Ia menjelaskan ide awal dari produk ini muncul setelah melihat potensi yang dimiliki oleh rumput laut. Ryan menganggap bahwa rumput laut adalah salah satu produk yang tahan saat pandemi.

"Sebetulnya ide awal tidak bermula dari plastiknya dulu, tapi rumput lautnya. Aku melihat rumput laut ini pertama saat pandemi, semua usaha perikanan terkena masalah, tapi rumput laut tidak. Dia produk yang anti pandemi tapi sangat tidak dimanfaatkan dengan maksimal," papar Ryan.

"Aku tertarik dengan rumput laut, ini sepertinya bisa kita hilirisasi dan industrialisasi barang ini, tapi untuk menjawab tantangan global," tambahnya. Ryan berharap setelah program selesai, produk tersebut terus didukung oleh pemerintah maupun pihak lainnya.

5 dari 5 halaman

Kesempatan Jaring Investor

"Tapi saya melihat korporasi dan pemerintah arahnya ke situ, hanya saja mungkin masalahnya adalah entitas kami yang bioteknologi dan start up masih kecil ini, masih agak susah jika diberi proyek besar.
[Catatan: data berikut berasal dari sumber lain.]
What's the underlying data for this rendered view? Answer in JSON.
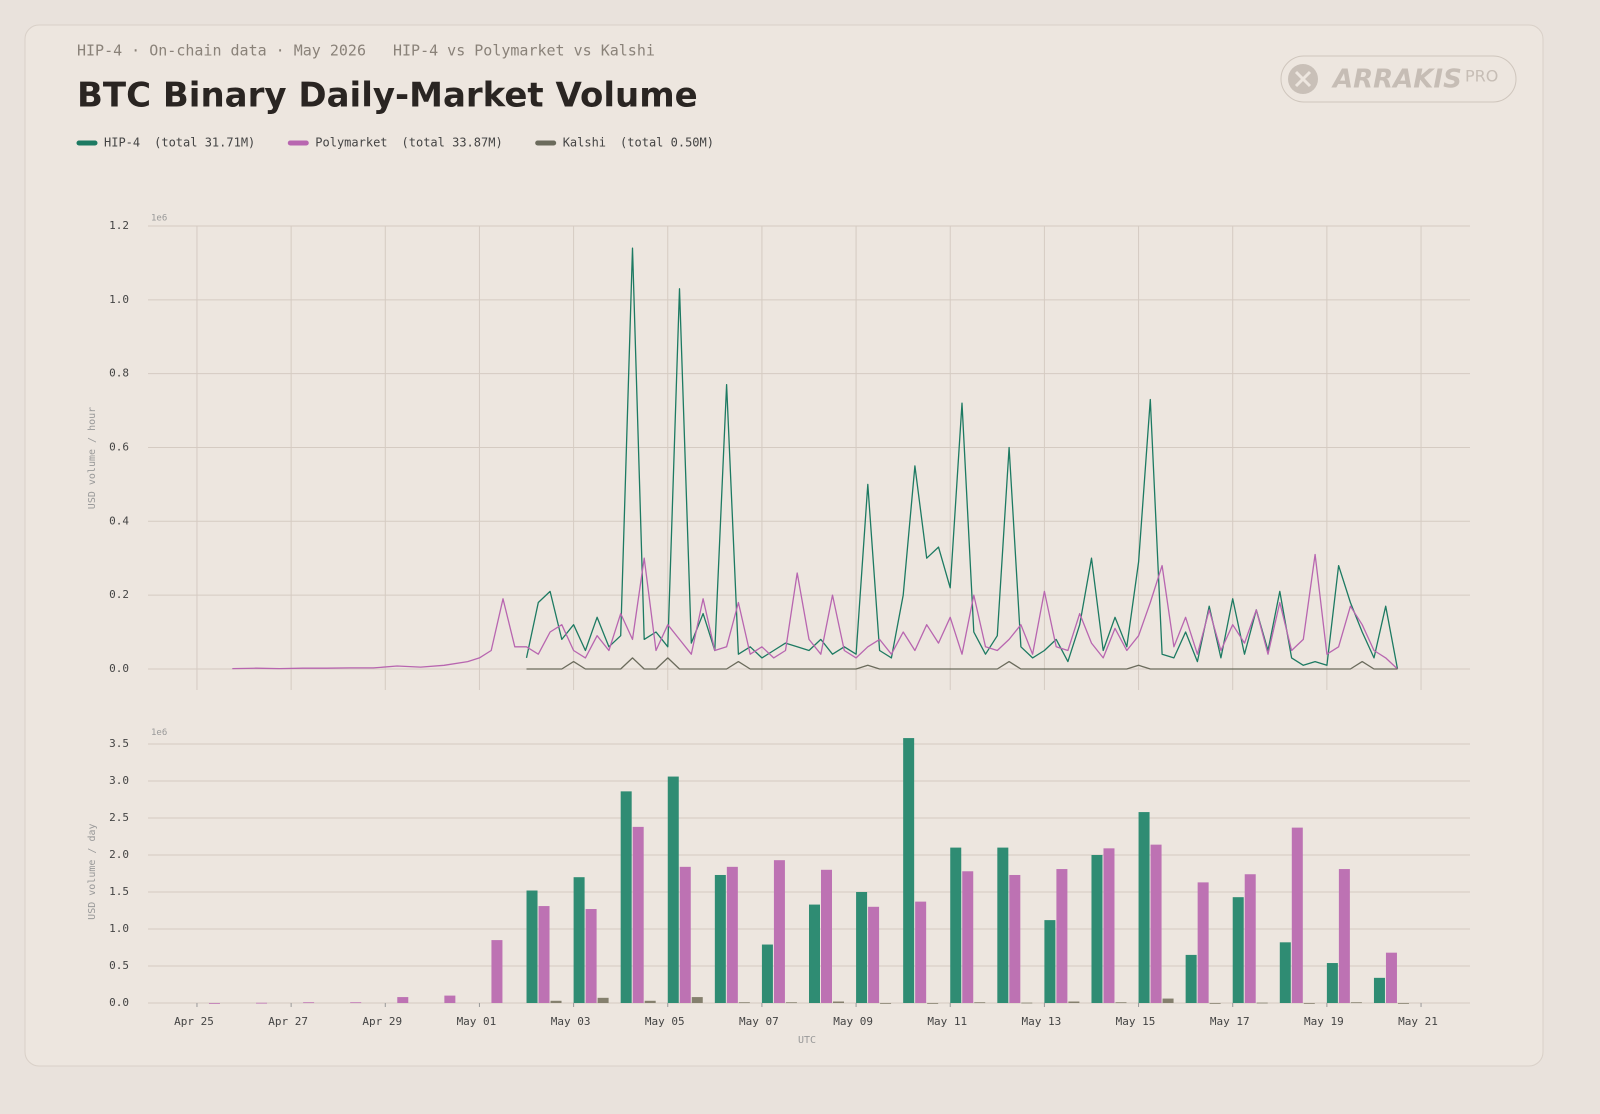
{
  "header": {
    "kicker": "HIP-4 · On-chain data · May 2026",
    "subtitle": "HIP-4 vs Polymarket vs Kalshi",
    "title": "BTC Binary Daily-Market Volume"
  },
  "logo": {
    "name": "ARRAKIS",
    "tag": "PRO"
  },
  "chart_data": [
    {
      "type": "line",
      "y_label": "USD volume / hour",
      "offset_label": "1e6",
      "grid": true,
      "xlim": [
        -1.04,
        27.04
      ],
      "ylim": [
        -0.057,
        1.2
      ],
      "xticks": [
        0,
        2,
        4,
        6,
        8,
        10,
        12,
        14,
        16,
        18,
        20,
        22,
        24,
        26
      ],
      "yticks": [
        {
          "value": 0,
          "label": "0.0"
        },
        0.2,
        0.4,
        0.6,
        0.8,
        {
          "value": 1,
          "label": "1.0"
        },
        1.2
      ],
      "x": [
        0.75,
        1.25,
        1.75,
        2.25,
        2.75,
        3.25,
        3.75,
        4.25,
        4.75,
        5.25,
        5.75,
        6.0,
        6.25,
        6.5,
        6.75,
        7.0,
        7.25,
        7.5,
        7.75,
        8.0,
        8.25,
        8.5,
        8.75,
        9.0,
        9.25,
        9.5,
        9.75,
        10.0,
        10.25,
        10.5,
        10.75,
        11.0,
        11.25,
        11.5,
        11.75,
        12.0,
        12.25,
        12.5,
        12.75,
        13.0,
        13.25,
        13.5,
        13.75,
        14.0,
        14.25,
        14.5,
        14.75,
        15.0,
        15.25,
        15.5,
        15.75,
        16.0,
        16.25,
        16.5,
        16.75,
        17.0,
        17.25,
        17.5,
        17.75,
        18.0,
        18.25,
        18.5,
        18.75,
        19.0,
        19.25,
        19.5,
        19.75,
        20.0,
        20.25,
        20.5,
        20.75,
        21.0,
        21.25,
        21.5,
        21.75,
        22.0,
        22.25,
        22.5,
        22.75,
        23.0,
        23.25,
        23.5,
        23.75,
        24.0,
        24.25,
        24.5,
        24.75,
        25.0,
        25.25,
        25.5
      ],
      "series": [
        {
          "name": "HIP-4",
          "total": "(total 31.71M)",
          "color": "#1d7a62",
          "values": [
            null,
            null,
            null,
            null,
            null,
            null,
            null,
            null,
            null,
            null,
            null,
            null,
            null,
            null,
            null,
            0.03,
            0.18,
            0.21,
            0.08,
            0.12,
            0.05,
            0.14,
            0.06,
            0.09,
            1.14,
            0.08,
            0.1,
            0.06,
            1.03,
            0.07,
            0.15,
            0.05,
            0.77,
            0.04,
            0.06,
            0.03,
            0.05,
            0.07,
            0.06,
            0.05,
            0.08,
            0.04,
            0.06,
            0.04,
            0.5,
            0.05,
            0.03,
            0.2,
            0.55,
            0.3,
            0.33,
            0.22,
            0.72,
            0.1,
            0.04,
            0.09,
            0.6,
            0.06,
            0.03,
            0.05,
            0.08,
            0.02,
            0.12,
            0.3,
            0.05,
            0.14,
            0.06,
            0.29,
            0.73,
            0.04,
            0.03,
            0.1,
            0.02,
            0.17,
            0.03,
            0.19,
            0.04,
            0.16,
            0.05,
            0.21,
            0.03,
            0.01,
            0.02,
            0.01,
            0.28,
            0.18,
            0.1,
            0.03,
            0.17,
            0
          ]
        },
        {
          "name": "Polymarket",
          "total": "(total 33.87M)",
          "color": "#b866b0",
          "values": [
            0.001,
            0.002,
            0.001,
            0.002,
            0.002,
            0.003,
            0.003,
            0.008,
            0.005,
            0.01,
            0.02,
            0.03,
            0.05,
            0.19,
            0.06,
            0.06,
            0.04,
            0.1,
            0.12,
            0.05,
            0.03,
            0.09,
            0.05,
            0.15,
            0.08,
            0.3,
            0.05,
            0.12,
            0.08,
            0.04,
            0.19,
            0.05,
            0.06,
            0.18,
            0.04,
            0.06,
            0.03,
            0.05,
            0.26,
            0.08,
            0.04,
            0.2,
            0.05,
            0.03,
            0.06,
            0.08,
            0.04,
            0.1,
            0.05,
            0.12,
            0.07,
            0.14,
            0.04,
            0.2,
            0.06,
            0.05,
            0.08,
            0.12,
            0.04,
            0.21,
            0.06,
            0.05,
            0.15,
            0.07,
            0.03,
            0.11,
            0.05,
            0.09,
            0.18,
            0.28,
            0.06,
            0.14,
            0.04,
            0.16,
            0.05,
            0.12,
            0.07,
            0.16,
            0.04,
            0.18,
            0.05,
            0.08,
            0.31,
            0.04,
            0.06,
            0.17,
            0.12,
            0.05,
            0.03,
            0
          ]
        },
        {
          "name": "Kalshi",
          "total": "(total 0.50M)",
          "color": "#6b6b5c",
          "values": [
            null,
            null,
            null,
            null,
            null,
            null,
            null,
            null,
            null,
            null,
            null,
            null,
            null,
            null,
            null,
            0,
            0,
            0,
            0,
            0.02,
            0,
            0,
            0,
            0,
            0.03,
            0,
            0,
            0.03,
            0,
            0,
            0,
            0,
            0,
            0.02,
            0,
            0,
            0,
            0,
            0,
            0,
            0,
            0,
            0,
            0,
            0.01,
            0,
            0,
            0,
            0,
            0,
            0,
            0,
            0,
            0,
            0,
            0,
            0.02,
            0,
            0,
            0,
            0,
            0,
            0,
            0,
            0,
            0,
            0,
            0.01,
            0,
            0,
            0,
            0,
            0,
            0,
            0,
            0,
            0,
            0,
            0,
            0,
            0,
            0,
            0,
            0,
            0,
            0,
            0.02,
            0,
            0,
            0
          ]
        }
      ]
    },
    {
      "type": "bar",
      "y_label": "USD volume / day",
      "x_label": "UTC",
      "offset_label": "1e6",
      "grid": true,
      "xlim": [
        -1.04,
        27.04
      ],
      "ylim": [
        0,
        3.55
      ],
      "xticks": [
        {
          "value": 0,
          "label": "Apr 25"
        },
        {
          "value": 2,
          "label": "Apr 27"
        },
        {
          "value": 4,
          "label": "Apr 29"
        },
        {
          "value": 6,
          "label": "May 01"
        },
        {
          "value": 8,
          "label": "May 03"
        },
        {
          "value": 10,
          "label": "May 05"
        },
        {
          "value": 12,
          "label": "May 07"
        },
        {
          "value": 14,
          "label": "May 09"
        },
        {
          "value": 16,
          "label": "May 11"
        },
        {
          "value": 18,
          "label": "May 13"
        },
        {
          "value": 20,
          "label": "May 15"
        },
        {
          "value": 22,
          "label": "May 17"
        },
        {
          "value": 24,
          "label": "May 19"
        },
        {
          "value": 26,
          "label": "May 21"
        }
      ],
      "yticks": [
        {
          "value": 0,
          "label": "0.0"
        },
        0.5,
        {
          "value": 1,
          "label": "1.0"
        },
        1.5,
        {
          "value": 2,
          "label": "2.0"
        },
        2.5,
        {
          "value": 3,
          "label": "3.0"
        },
        3.5
      ],
      "x": [
        0,
        1,
        2,
        3,
        4,
        5,
        6,
        7,
        8,
        9,
        10,
        11,
        12,
        13,
        14,
        15,
        16,
        17,
        18,
        19,
        20,
        21,
        22,
        23,
        24,
        25
      ],
      "series": [
        {
          "color": "#2f8c73",
          "values": [
            null,
            null,
            null,
            null,
            null,
            null,
            null,
            1.52,
            1.7,
            2.86,
            3.06,
            1.73,
            0.79,
            1.33,
            1.5,
            3.58,
            2.1,
            2.1,
            1.12,
            2.0,
            2.58,
            0.65,
            1.43,
            0.82,
            0.54,
            0.34
          ]
        },
        {
          "color": "#bd72b3",
          "values": [
            0,
            0.003,
            0.01,
            0.01,
            0.08,
            0.1,
            0.85,
            1.31,
            1.27,
            2.38,
            1.84,
            1.84,
            1.93,
            1.8,
            1.3,
            1.37,
            1.78,
            1.73,
            1.81,
            2.09,
            2.14,
            1.63,
            1.74,
            2.37,
            1.81,
            0.68
          ]
        },
        {
          "color": "#85806e",
          "values": [
            null,
            null,
            null,
            null,
            null,
            null,
            null,
            0.03,
            0.07,
            0.03,
            0.08,
            0.01,
            0.01,
            0.02,
            0,
            0,
            0.01,
            0.005,
            0.02,
            0.01,
            0.06,
            0,
            0.005,
            0,
            0.01,
            0
          ]
        }
      ]
    }
  ]
}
Mungkin bisa dibantu untuk sokongan kesempatan agar kita bisa naik produksinya, juga dengan produk yang disesuaikan," ungkapnya lagi.

Puncak acara FSIA 2023 diisi dengan kegiatan Public Panel Talk dan Startups Presentation. Sembilan start up peserta berkesempatan untuk memperkenalkan produk dan jasa mereka kepada para investor yang diundang hadir, juga kepada para tamu undangan dari pelaku usaha bisnis skala besar yang berfokus pada industri FMCG, makanan dan minuman. Kesempatan ini dimanfaatkan oleh para pelaku bisnis, termasuk food startup, untuk mencari pendanaan dan menjalin kerja sama, serta membangun jejaring.

Program FSIA sudah berjalan sejak 2020 dan telah mengakselerasi 75 food startup di Indonesia. Beberapa startup yang merupakan alumni dari program FSIA di antaranya adalah Kultiva Co, Haveltea, Vilo Gelato, MangGang, Sorghum Foods, Bakmi Sundoro, dan Ppuff!.